The breeder sells rarer varieties
While this is not strictly a bad thing, you have to know that rarer varieties of dog breeds may come with certain health problems that you would rather avoid.
Always make sure to do all the research before purchasing a dog from a breeder who specializes in the odder variants of dog breeds.
You might want to consider examining the breeder’s website for more information when it comes to what you should look out for while purchasing a whippet pup if it is a rarer variant.
The Green Signs
These are the signs that your breeder is a good one and really cares about the wellbeing of the puppies he or she breeds.
Health checks on mothers and pups
If a breeder offers a list of certain health checks that were performed on the mother and the pups (such as thyroid, eye, heart, blood clotting, etc. tests), this is a really good sign that the breeder knows what he or she is doing.
A generalized statement that the vet has checked the pups and mom is too general; specificity is key.
The breeder cares about where the pup will be during its lifetime
If the breeder is concerned (at the time of purchase) with taking back the dog if you happen to not be able to take care of it anymore, or wishes to know which home it will be located in, this is a great sign.
This means that the breeder wishes to know that the dog is being cared for at all times, and wants to ensure that it won’t find its way in a random shelter.

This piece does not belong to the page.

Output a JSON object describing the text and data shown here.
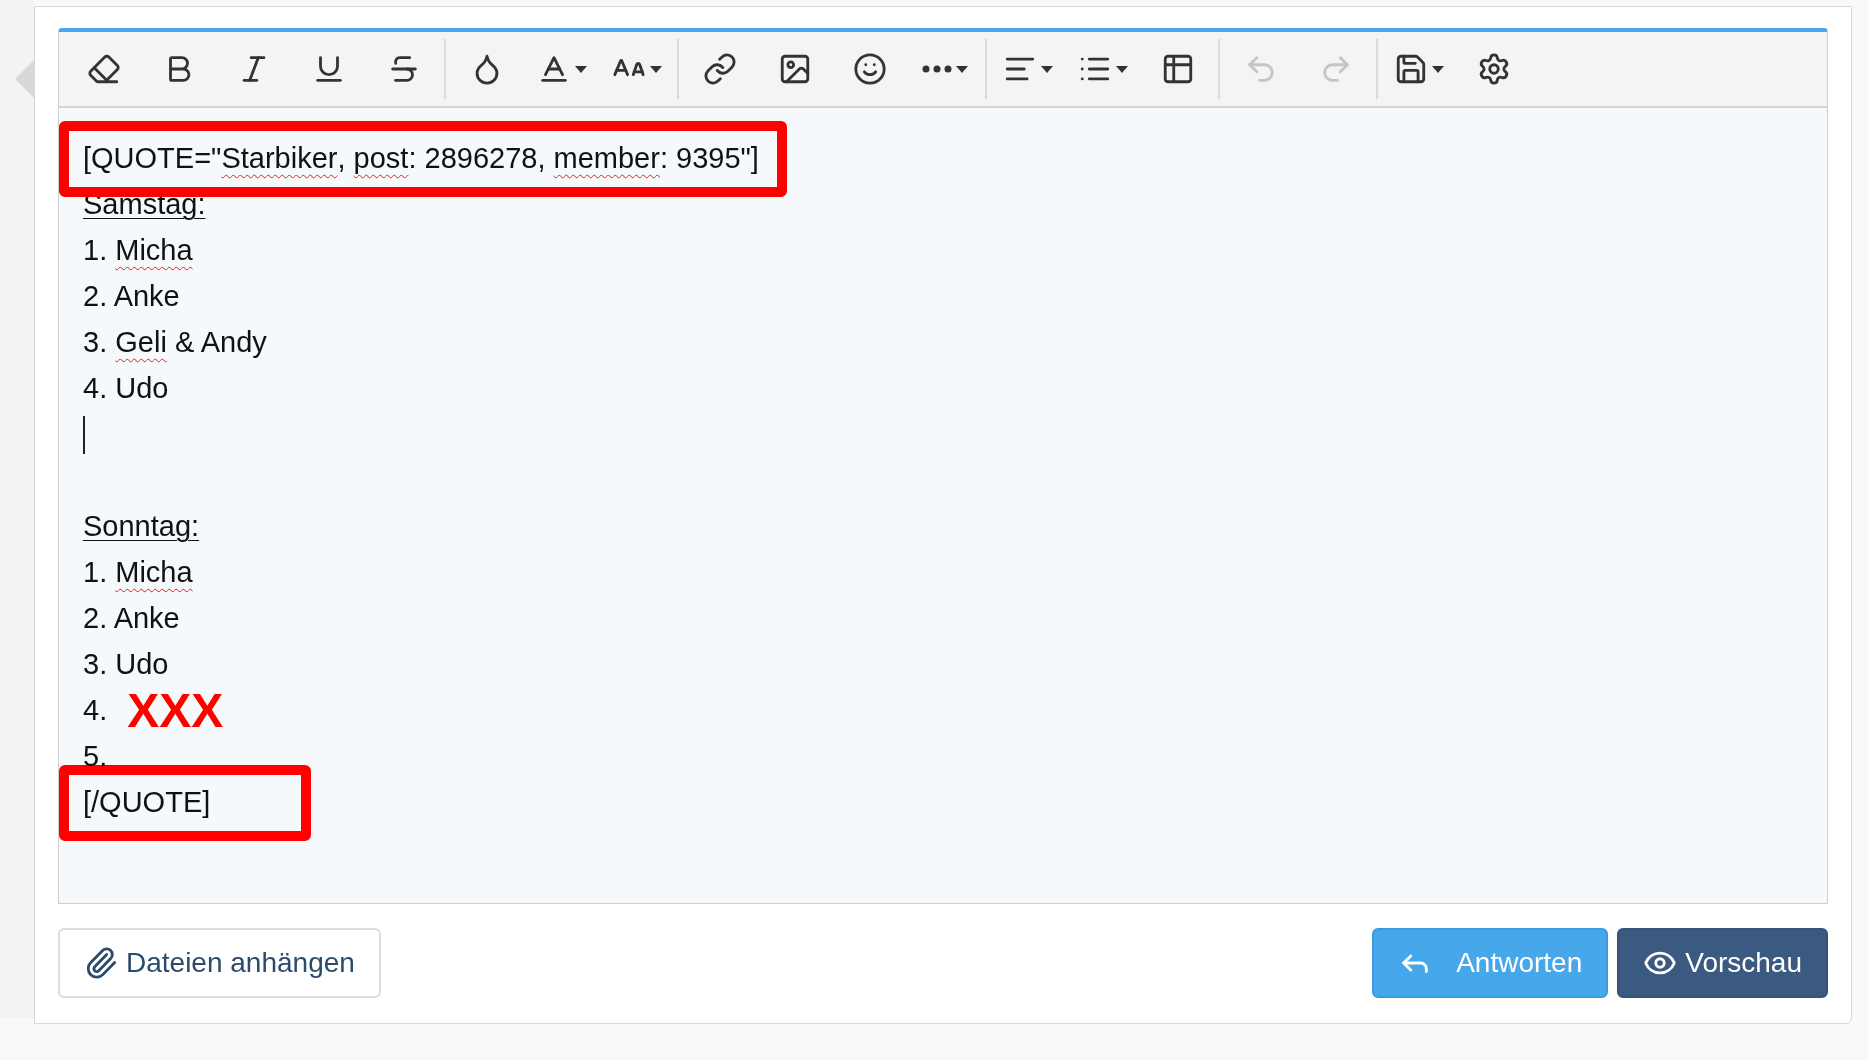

The breeder requires a written application form
Good breeders will want to know everything about a dog’s new home, which is why they often require an application form that all potential dog owners will need to fill out.
They wish to know all of this information because they really care if their dogs will be put into a suitable home.

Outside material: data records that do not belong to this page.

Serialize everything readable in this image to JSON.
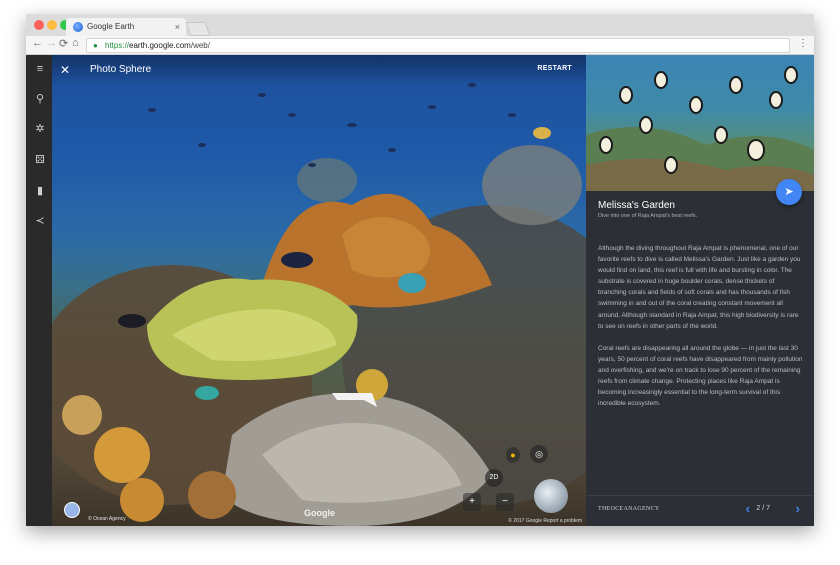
{
  "browser": {
    "tab_title": "Google Earth",
    "tab_close": "×",
    "url_scheme": "https://",
    "url_host": "earth.google.com",
    "url_path": "/web/",
    "nav_back": "←",
    "nav_forward": "→",
    "nav_reload": "⟳",
    "nav_home": "⌂",
    "menu": "⋮",
    "colors": {
      "close": "#fc605b",
      "minimize": "#fdbc40",
      "maximize": "#34c84a"
    }
  },
  "leftbar": {
    "icons": [
      "menu-icon",
      "search-icon",
      "voyager-icon",
      "dice-icon",
      "bookmark-icon",
      "share-icon"
    ],
    "glyphs": [
      "≡",
      "⚲",
      "✲",
      "⚄",
      "▮",
      "≺"
    ]
  },
  "viewer": {
    "close": "✕",
    "title": "Photo Sphere",
    "restart": "RESTART",
    "mode_2d": "2D",
    "zoom_minus": "−",
    "zoom_plus": "+",
    "contributor": "© Ocean Agency",
    "watermark": "Google",
    "legal": "© 2017 Google  Report a problem"
  },
  "panel": {
    "title": "Melissa's Garden",
    "subtitle": "Dive into one of Raja Ampat's best reefs.",
    "paragraph1": "Although the diving throughout Raja Ampat is phenomenal, one of our favorite reefs to dive is called Melissa's Garden. Just like a garden you would find on land, this reef is full with life and bursting in color. The substrate is covered in huge boulder corals, dense thickets of branching corals and fields of soft corals and has thousands of fish swimming in and out of the coral creating constant movement all around. Although standard in Raja Ampat, this high biodiversity is rare to see on reefs in other parts of the world.",
    "paragraph2": "Coral reefs are disappearing all around the globe — in just the last 30 years, 50 percent of coral reefs have disappeared from mainly pollution and overfishing, and we're on track to lose 90 percent of the remaining reefs from climate change. Protecting places like Raja Ampat is becoming increasingly essential to the long-term survival of this incredible ecosystem.",
    "logo": "THEOCEANAGENCY",
    "page": "2 / 7",
    "prev": "‹",
    "next": "›",
    "accent": "#4285f4"
  }
}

The breeder informs you about the breed’s maintenance
Good breeders will also make sure that you know about the pros and cons of getting a whippet as well as how to take care of one properly as opposed to other breeds.
Certain breeds are different from others, and it is important to know how they differ. For instance, some have a shorter lifespan or are natural guard dogs.

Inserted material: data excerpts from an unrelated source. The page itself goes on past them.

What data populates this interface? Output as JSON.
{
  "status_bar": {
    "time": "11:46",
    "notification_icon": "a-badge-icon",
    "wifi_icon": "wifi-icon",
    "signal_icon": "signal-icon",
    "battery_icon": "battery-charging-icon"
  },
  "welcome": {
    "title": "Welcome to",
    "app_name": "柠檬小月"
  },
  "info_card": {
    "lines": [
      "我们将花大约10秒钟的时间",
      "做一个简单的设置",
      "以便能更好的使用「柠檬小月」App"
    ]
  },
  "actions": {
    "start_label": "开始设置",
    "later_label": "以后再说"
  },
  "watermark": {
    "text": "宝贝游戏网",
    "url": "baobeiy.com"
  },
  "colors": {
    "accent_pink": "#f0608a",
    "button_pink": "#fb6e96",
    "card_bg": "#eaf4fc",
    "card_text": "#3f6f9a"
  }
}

Whatever the case is, a good breeder will inform you that you understand the breed’s traits and know how to care for it accordingly.
Contract contains certain conditions and/or assurances
However, you also want to make sure that the breeder who makes this kind of contract doesn’t want too much control when it comes to the puppies.
For instance, they might ask to follow a strict dog food regime, like only feeding your dog boiled chicken, or asking for no vaccination even though the vet suggested otherwise. You might get a better price, but oftentimes it is more of a hassle than dog owners would appreciate.
Health record of the whippet puppy
You should know things about your pup, such as its date of birth, if it has any health issues you should be aware of, vaccinations, etc.
Health testing is necessary because your vet will want to know everything about your pup, and a health record is the best way to know about your dog’s health history in order to ensure it will get the care it needs.
The breeder asks you lots of questions about how you live
The best whippet breeders will want to know how their puppy will fit into your everyday life, which means that they will want to know how you go about your day.
They are concerned about how their dogs will live after leaving their first home.
Because of this, they want to ensure that their puppies have a quality life with their new owner, and they might even ask for pictures as updates.
We hope that we have answered the question about what makes the best whippet breeders. Hopefully, we have answered any questions you might have, and have provided you different AKC-certified options that you can choose from.
Make sure to check out all of the whippet breeding programs and if they are the right fit for you!
Whether you live in Los Angeles, Tennessee, or Florida, we are sure that you will be able to find which whippet breeder works best for you and your needs.
It is always a good idea to ask many questions once you begin your whippet research, so don’t hesitate to ask. Make sure to give some of our recommendations a try, too!